Hi,

I need to measure the voltage of a battery, so i'm going to be using a resistor voltage divider to drop the voltage down to <5v that the ADC can handle. Like this:


Battery +ve ------- 18k Resistor ------- ADC Pin ------- 4.7k Resistor ------- Ground

My question is, what is my impedance for calculating the min ADC acquisition time in this instance? Is it just the impedance to ground (i.e. 4.7k)? Or do I have to consider the 18k resistor as well?

Your effective input impedance is the parallel combination of 4k7 and 18k.

Formula is R1*R2/(R1 + R2).

HTH
BrianT

Oh, really? I cant say I understand why that is the case, but i'll take your word for it.

In that case I should be able to use even higher resistor values (to reduce the wasted current) without violating the PIC's specification of a 10k maximum impedance on ADC inputs?

Something like:

Battery +ve ------- 47k Resistor ------- ADC Pin ------- 12k Resistor ------- Ground

= 9.56k input impedance ~ 10uS ADC acquisition time (and only wasting fractions of a mA of battery current)

You might find this useful also.
http://www.pbpgroup.com/modules/wfsection/article.php?articleid=25

You might find this useful also.
http://www.pbpgroup.com/modules/wfsection/article.php?articleid=25

Thanks. I don't have any trouble working out the divisor so that it wont go over 5v for my input range. It's the impedance that I was worried about (but still want to minimise wasted current).

It's a shame that DT's calculator there doesn't have the impedance in the result. I have yet to find confirmation elsewhere that the input impedance is the parallel impedance of the 2 resistors. It seems a little counter-intuitive to me. If anything, I would have thought that it would be the series impedance.

Consider BrianT answer confirmed :)
This may help, near the end....
http://www.kpsec.freeuk.com/imped.htm

Thanks BrianT and mackrackit.

It still seems counter-intuitive to me, but it means that I can have accurate battery readings with less wasted current, so I'm happy.
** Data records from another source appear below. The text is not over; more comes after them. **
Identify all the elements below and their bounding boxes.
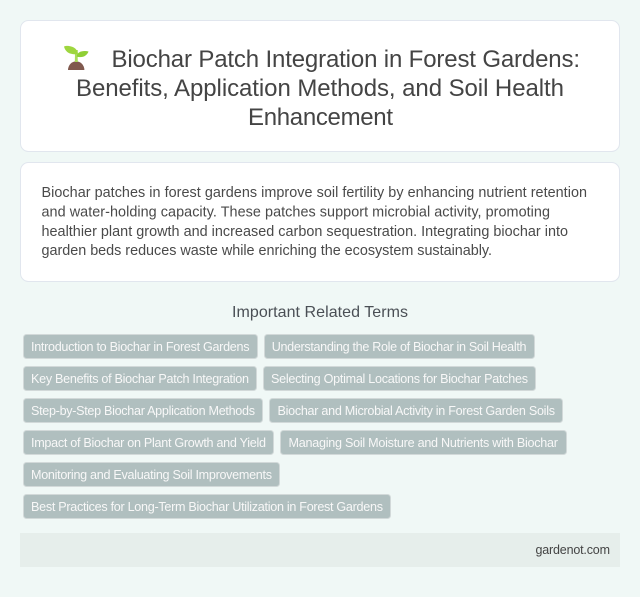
- text block: description: and water-holding capacity. These patches support microbial activity, promoting: [42, 204, 550, 220]
- tag: [24, 462, 280, 486]
- tag: [24, 398, 262, 422]
- tag: [24, 366, 256, 390]
- tag: [24, 430, 274, 454]
- tag: Managing Soil Moisture and Nutrients with Biochar: [288, 436, 558, 450]
- tag: Selecting Optimal Locations for Biochar Patches: [271, 372, 528, 386]
- tag: Biochar and Microbial Activity in Forest Garden Soils: [278, 404, 555, 418]
- heading: important related terms: Important Related Terms: [232, 304, 408, 321]
- tag: [264, 334, 534, 358]
- panel: title card: [20, 20, 620, 152]
- title: Enhancement: [248, 104, 393, 131]
- text block: description: healthier plant growth and increased carbon sequestration. Integrating biochar into: [42, 224, 568, 240]
- tag: Impact of Biochar on Plant Growth and Yield: [31, 436, 266, 450]
- tag list: [24, 334, 566, 518]
- tag: Step-by-Step Biochar Application Methods: [31, 404, 255, 418]
- footer: [20, 533, 620, 567]
- panel: description: [20, 162, 620, 282]
- title: Biochar Patch Integration in Forest Gardens:: [112, 46, 580, 73]
- title: Benefits, Application Methods, and Soil Health: [76, 75, 564, 102]
- tag: Introduction to Biochar in Forest Gardens: [31, 340, 250, 354]
- tag: Best Practices for Long-Term Biochar Utilization in Forest Gardens: [31, 500, 383, 514]
- tag: Understanding the Role of Biochar in Soil Health: [272, 340, 526, 354]
- text block: description: garden beds reduces waste while enriching the ecosystem sustainably.: [42, 243, 492, 259]
- tag: [24, 334, 258, 358]
- tag: Key Benefits of Biochar Patch Integration: [31, 372, 249, 386]
- tag: [280, 430, 566, 454]
- tag: [24, 494, 390, 518]
- tag: [264, 366, 536, 390]
- tag: [270, 398, 562, 422]
- title: [76, 46, 580, 131]
- icon: seedling: [64, 46, 88, 70]
- text block: description: [42, 185, 587, 259]
- tag: Monitoring and Evaluating Soil Improvements: [31, 468, 272, 482]
- footer source text: gardenot.com: [536, 543, 610, 557]
- text block: description: Biochar patches in forest gardens improve soil fertility by enhancing nutrient retention: [42, 185, 587, 201]
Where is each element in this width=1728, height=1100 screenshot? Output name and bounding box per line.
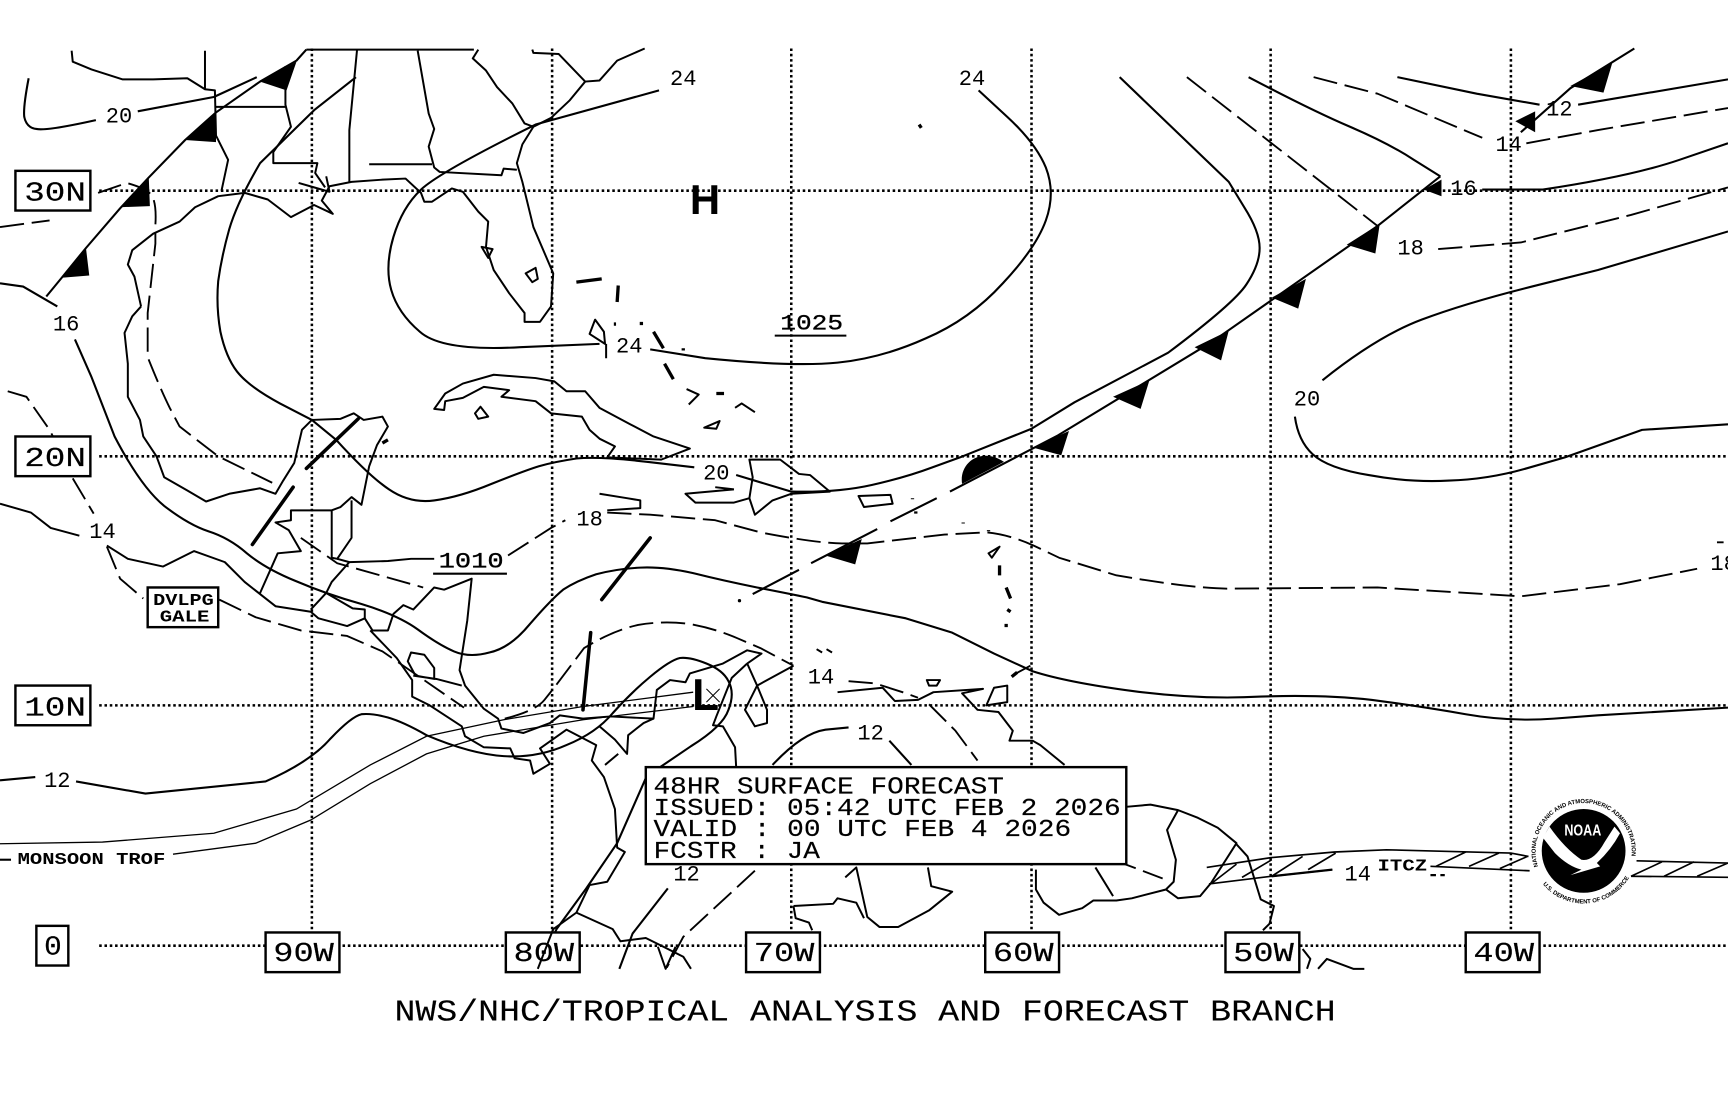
US states — [72, 48, 645, 191]
logo name: NOAA — [1564, 822, 1601, 839]
isobar 16 — [0, 283, 1728, 720]
isobar value labels: 16 — [53, 313, 79, 338]
40W — [1466, 932, 1540, 972]
isobar value labels: 18 — [576, 508, 603, 533]
50W: 50W — [1233, 939, 1294, 969]
forecast info box — [646, 767, 1126, 866]
30N: 30N — [24, 179, 86, 209]
monsoon trough — [0, 692, 693, 869]
developing gale box: DVLPG — [153, 591, 214, 610]
isobar value labels: 12 — [673, 863, 700, 888]
longitude labels — [266, 932, 1540, 972]
isobar value labels: 20 — [703, 461, 730, 486]
isobar 12 — [0, 658, 911, 969]
0 — [36, 926, 68, 966]
developing gale box — [148, 587, 218, 627]
isobar value labels: 14 — [1344, 863, 1371, 888]
NOAA logo — [1532, 798, 1636, 904]
coastline crossing 80W label — [538, 929, 553, 969]
dashed isobars — [0, 183, 1697, 968]
Caribbean islands — [590, 320, 1000, 653]
isobar value labels: 14 — [808, 665, 834, 690]
pressure 1025: 1025 — [780, 312, 843, 337]
0: 0 — [44, 933, 62, 963]
Central America — [370, 630, 691, 969]
tropical waves — [252, 419, 650, 710]
30N — [15, 171, 90, 211]
isobar value labels: 24 — [670, 67, 696, 92]
latitude labels — [15, 171, 90, 966]
50W — [1225, 932, 1299, 972]
70W — [746, 932, 820, 972]
forecast info box: FCSTR : JA — [654, 839, 820, 866]
isobar value labels: 12 — [44, 769, 71, 794]
pressure centers — [433, 176, 846, 720]
pressure 1010: 1010 — [439, 550, 504, 575]
forecast info box: VALID : 00 UTC FEB 4 2026 — [654, 817, 1071, 844]
Gulf coast and Florida — [128, 82, 585, 322]
ITCZ: ITCZ — [1378, 857, 1427, 876]
South America north coast — [793, 805, 1364, 969]
Colombia and Venezuela — [600, 664, 793, 767]
90W — [266, 932, 339, 972]
isobar value labels: 18 — [1397, 237, 1424, 262]
NOAA logo: NATIONAL OCEANIC AND ATMOSPHERIC ADMINISTRATION — [1532, 798, 1636, 868]
ITCZ — [1207, 850, 1728, 884]
isobar value labels: 12 — [857, 722, 884, 747]
Mexico and Yucatan — [0, 306, 762, 733]
10N: 10N — [24, 693, 86, 723]
logo white swoosh — [1543, 827, 1620, 875]
low center X — [706, 689, 720, 702]
forecast info box: ISSUED: 05:42 UTC FEB 2 2026 — [654, 796, 1121, 823]
isobar value labels: 24 — [959, 67, 985, 92]
20N — [15, 436, 90, 476]
low pressure L: L — [692, 671, 719, 720]
isobar value labels: 16 — [1450, 177, 1477, 202]
90W: 90W — [273, 939, 334, 969]
high pressure H: H — [690, 176, 720, 223]
NOAA logo: U.S. DEPARTMENT OF COMMERCE — [1544, 876, 1629, 904]
isobar 24 and 20 loop — [217, 77, 1260, 501]
footer credit: NWS/NHC/TROPICAL ANALYSIS AND FORECAST BRANCH — [395, 996, 1336, 1031]
isobar 20 west — [24, 77, 257, 129]
isobar value labels: 14 — [1495, 133, 1522, 158]
Hispaniola — [685, 460, 830, 515]
isobars north east — [1249, 77, 1728, 190]
stationary front — [738, 176, 1441, 602]
isobar 24 — [388, 90, 1051, 364]
cold front northwest — [46, 50, 306, 296]
60W — [985, 932, 1059, 972]
forecast info box: 48HR SURFACE FORECAST — [654, 775, 1004, 802]
isobar value labels — [44, 67, 1728, 888]
isobar value labels: 24 — [616, 335, 642, 360]
10N — [15, 686, 90, 725]
40W: 40W — [1473, 939, 1534, 969]
monsoon trough: MONSOON TROF — [18, 850, 165, 869]
80W: 80W — [514, 939, 574, 969]
isobar value labels: 20 — [106, 104, 132, 129]
20N: 20N — [24, 444, 86, 474]
isobar 20 east — [1295, 231, 1728, 481]
developing gale box: GALE — [160, 608, 209, 627]
70W: 70W — [754, 939, 815, 969]
coordinate grid — [99, 48, 1728, 946]
small cold front northeast — [1515, 48, 1634, 132]
isobar value labels: 12 — [1546, 98, 1573, 123]
80W — [506, 932, 580, 972]
coastlines and borders — [0, 48, 1364, 969]
isobar value labels: 14 — [89, 520, 116, 545]
Cuba — [434, 375, 690, 460]
isobar value labels: 20 — [1294, 388, 1320, 413]
60W: 60W — [993, 939, 1054, 969]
An easy way to understand it without going into thevenin equivalent circuits. :p

Consider the plus side and the 0 (ground) side of the power source as low impedance sources. In an ideal power source the + side and 0 side will each be zero ohms impedance and as such the PIC sees both the high side resistor and low side resistor going to to zero ohm sources making the value of the resistors parallel.
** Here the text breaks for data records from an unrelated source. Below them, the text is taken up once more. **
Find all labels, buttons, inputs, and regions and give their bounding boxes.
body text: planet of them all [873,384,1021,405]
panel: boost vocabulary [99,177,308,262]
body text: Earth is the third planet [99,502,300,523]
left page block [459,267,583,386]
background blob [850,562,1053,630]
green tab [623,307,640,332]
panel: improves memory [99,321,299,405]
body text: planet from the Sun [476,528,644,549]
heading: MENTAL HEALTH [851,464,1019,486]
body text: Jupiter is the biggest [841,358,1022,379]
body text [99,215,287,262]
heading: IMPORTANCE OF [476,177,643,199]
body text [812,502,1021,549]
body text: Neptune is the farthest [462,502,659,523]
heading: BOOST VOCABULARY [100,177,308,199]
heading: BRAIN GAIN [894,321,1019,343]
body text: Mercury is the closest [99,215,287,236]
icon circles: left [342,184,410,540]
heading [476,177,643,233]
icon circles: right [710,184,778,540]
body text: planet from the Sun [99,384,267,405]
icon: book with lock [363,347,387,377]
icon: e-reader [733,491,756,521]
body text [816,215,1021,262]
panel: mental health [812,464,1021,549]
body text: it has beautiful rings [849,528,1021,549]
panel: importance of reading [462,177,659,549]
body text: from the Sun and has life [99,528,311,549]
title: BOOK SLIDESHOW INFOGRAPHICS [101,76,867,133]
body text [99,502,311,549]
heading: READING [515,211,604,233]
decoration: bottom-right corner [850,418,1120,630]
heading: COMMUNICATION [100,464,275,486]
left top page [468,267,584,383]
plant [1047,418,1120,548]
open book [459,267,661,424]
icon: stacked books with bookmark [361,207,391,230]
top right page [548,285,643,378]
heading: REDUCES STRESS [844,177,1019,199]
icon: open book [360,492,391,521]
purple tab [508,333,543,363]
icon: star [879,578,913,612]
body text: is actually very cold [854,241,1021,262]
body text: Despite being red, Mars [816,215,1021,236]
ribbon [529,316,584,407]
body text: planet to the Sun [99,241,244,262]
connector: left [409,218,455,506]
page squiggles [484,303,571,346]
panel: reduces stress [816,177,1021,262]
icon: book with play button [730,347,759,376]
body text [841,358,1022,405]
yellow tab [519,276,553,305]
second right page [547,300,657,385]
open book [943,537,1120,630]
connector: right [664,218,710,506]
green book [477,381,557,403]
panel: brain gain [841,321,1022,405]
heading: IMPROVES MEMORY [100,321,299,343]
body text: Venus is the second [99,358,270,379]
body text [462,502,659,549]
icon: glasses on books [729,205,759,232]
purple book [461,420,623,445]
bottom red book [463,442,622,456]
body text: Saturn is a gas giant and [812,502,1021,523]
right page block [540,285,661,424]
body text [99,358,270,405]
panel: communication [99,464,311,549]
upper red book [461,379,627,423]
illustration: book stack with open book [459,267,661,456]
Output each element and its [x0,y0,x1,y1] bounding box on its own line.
Consider the plus side and the 0 (ground) side of the power source as low impedance sources. In an ideal power source the + side and 0 side will each be zero ohms impedance and as such the PIC sees both the high side resistor and low side resistor going to to zero ohm sources making the value of the resistors parallel.
Nice explanation!

...or put a largish capacitor accross the pic pin and use the ESR of the cap as your source impedance!